Support lower for Muslim-backed U.N. text on defamation of religion

December 18, 2009
UNGA

United Nations General Assembly, 24 Sept 2009/Ray Stubblebine

The U.N. General Assembly condemned defamation of religion for the fifth year running on Friday but support continued to erode for a resolution Western countries say threatens freedom of speech.

The assembly passed the Islamic-sponsored resolution with 80 votes in favor, 61 against and 42 abstentions.
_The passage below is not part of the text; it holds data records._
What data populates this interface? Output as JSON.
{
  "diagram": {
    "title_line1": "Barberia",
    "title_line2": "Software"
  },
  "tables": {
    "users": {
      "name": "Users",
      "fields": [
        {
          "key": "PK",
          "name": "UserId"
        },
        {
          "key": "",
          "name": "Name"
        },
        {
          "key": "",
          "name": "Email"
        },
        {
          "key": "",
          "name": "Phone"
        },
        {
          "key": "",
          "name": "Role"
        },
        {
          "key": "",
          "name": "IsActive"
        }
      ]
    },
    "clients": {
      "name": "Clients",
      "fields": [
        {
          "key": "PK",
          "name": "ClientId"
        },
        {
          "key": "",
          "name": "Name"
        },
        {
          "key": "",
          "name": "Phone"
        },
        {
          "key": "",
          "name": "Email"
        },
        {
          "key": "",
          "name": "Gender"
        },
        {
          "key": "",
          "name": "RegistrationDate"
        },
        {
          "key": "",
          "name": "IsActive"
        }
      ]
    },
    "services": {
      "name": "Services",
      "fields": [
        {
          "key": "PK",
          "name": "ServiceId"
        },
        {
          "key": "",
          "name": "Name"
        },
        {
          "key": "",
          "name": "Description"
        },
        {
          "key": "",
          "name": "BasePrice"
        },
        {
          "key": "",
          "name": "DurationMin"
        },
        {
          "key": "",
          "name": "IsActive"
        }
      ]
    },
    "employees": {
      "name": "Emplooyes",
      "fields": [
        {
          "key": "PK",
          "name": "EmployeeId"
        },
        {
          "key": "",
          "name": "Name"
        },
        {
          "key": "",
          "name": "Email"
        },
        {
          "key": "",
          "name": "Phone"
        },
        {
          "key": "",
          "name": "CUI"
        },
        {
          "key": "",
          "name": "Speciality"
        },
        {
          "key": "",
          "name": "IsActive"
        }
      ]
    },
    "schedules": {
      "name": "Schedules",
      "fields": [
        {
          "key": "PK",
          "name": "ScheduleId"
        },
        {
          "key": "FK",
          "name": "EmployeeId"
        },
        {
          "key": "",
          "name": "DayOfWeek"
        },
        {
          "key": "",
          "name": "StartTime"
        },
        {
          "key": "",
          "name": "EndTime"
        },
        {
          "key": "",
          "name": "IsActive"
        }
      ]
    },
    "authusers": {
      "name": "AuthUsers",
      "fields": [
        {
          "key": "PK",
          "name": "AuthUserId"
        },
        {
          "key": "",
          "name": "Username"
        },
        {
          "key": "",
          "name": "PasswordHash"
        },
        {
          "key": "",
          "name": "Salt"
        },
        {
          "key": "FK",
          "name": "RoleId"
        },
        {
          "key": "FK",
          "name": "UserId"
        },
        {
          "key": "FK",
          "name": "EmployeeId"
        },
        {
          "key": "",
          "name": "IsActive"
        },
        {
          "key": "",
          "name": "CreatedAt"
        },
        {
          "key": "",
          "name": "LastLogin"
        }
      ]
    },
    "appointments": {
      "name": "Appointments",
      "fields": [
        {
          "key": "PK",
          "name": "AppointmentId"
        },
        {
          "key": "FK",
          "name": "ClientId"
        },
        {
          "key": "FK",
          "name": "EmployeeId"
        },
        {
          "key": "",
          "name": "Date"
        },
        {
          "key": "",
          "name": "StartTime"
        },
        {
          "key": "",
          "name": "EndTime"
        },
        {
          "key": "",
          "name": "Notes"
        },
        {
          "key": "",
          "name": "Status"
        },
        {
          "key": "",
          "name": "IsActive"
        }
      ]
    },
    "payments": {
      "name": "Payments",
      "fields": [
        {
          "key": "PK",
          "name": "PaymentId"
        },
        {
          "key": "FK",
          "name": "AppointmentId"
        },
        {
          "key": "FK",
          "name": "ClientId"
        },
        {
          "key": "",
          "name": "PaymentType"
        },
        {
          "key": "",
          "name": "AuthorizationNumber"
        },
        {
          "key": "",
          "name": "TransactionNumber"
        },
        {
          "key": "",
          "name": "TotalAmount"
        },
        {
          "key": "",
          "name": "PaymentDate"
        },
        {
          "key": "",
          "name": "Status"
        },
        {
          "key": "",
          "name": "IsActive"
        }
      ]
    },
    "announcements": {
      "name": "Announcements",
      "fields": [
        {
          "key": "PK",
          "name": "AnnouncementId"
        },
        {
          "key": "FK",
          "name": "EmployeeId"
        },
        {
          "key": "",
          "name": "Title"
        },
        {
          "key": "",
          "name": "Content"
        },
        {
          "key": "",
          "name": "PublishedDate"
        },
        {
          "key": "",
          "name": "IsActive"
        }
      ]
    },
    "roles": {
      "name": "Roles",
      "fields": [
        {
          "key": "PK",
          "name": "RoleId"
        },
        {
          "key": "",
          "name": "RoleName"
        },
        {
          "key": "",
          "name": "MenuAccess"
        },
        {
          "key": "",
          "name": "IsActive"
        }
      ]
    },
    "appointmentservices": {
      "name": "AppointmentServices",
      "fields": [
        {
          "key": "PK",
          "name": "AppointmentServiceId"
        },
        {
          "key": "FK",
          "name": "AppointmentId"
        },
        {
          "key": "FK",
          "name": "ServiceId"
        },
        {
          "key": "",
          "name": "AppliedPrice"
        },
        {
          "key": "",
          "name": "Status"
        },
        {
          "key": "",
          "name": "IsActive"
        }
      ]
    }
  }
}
That compared with 86 votes to 53 against with 42 abstentions for a similar text last year and figures of 108-51-25 in 2007, the last time the measure commanded an absolute majority of U.N. members.

The nonbinding resolution has gone through every year since it was prompted in 2005 by a row over cartoons of the Prophet Mohammed that appeared in a Danish newspaper, sparking bloody protests by Muslims around the world.  The only religion the resolution specifically names as a target of defamation is Islam.

Angela Wu of the Washington-based Becket Fund for Religious Liberty said the resolution “provides international cover for domestic blasphemy laws that are overbroad and easy to abuse … The concept of ‘defamation of religions’ undermines the foundations of human rights law by protecting ideas instead of people, and empowering states instead of their citizens.”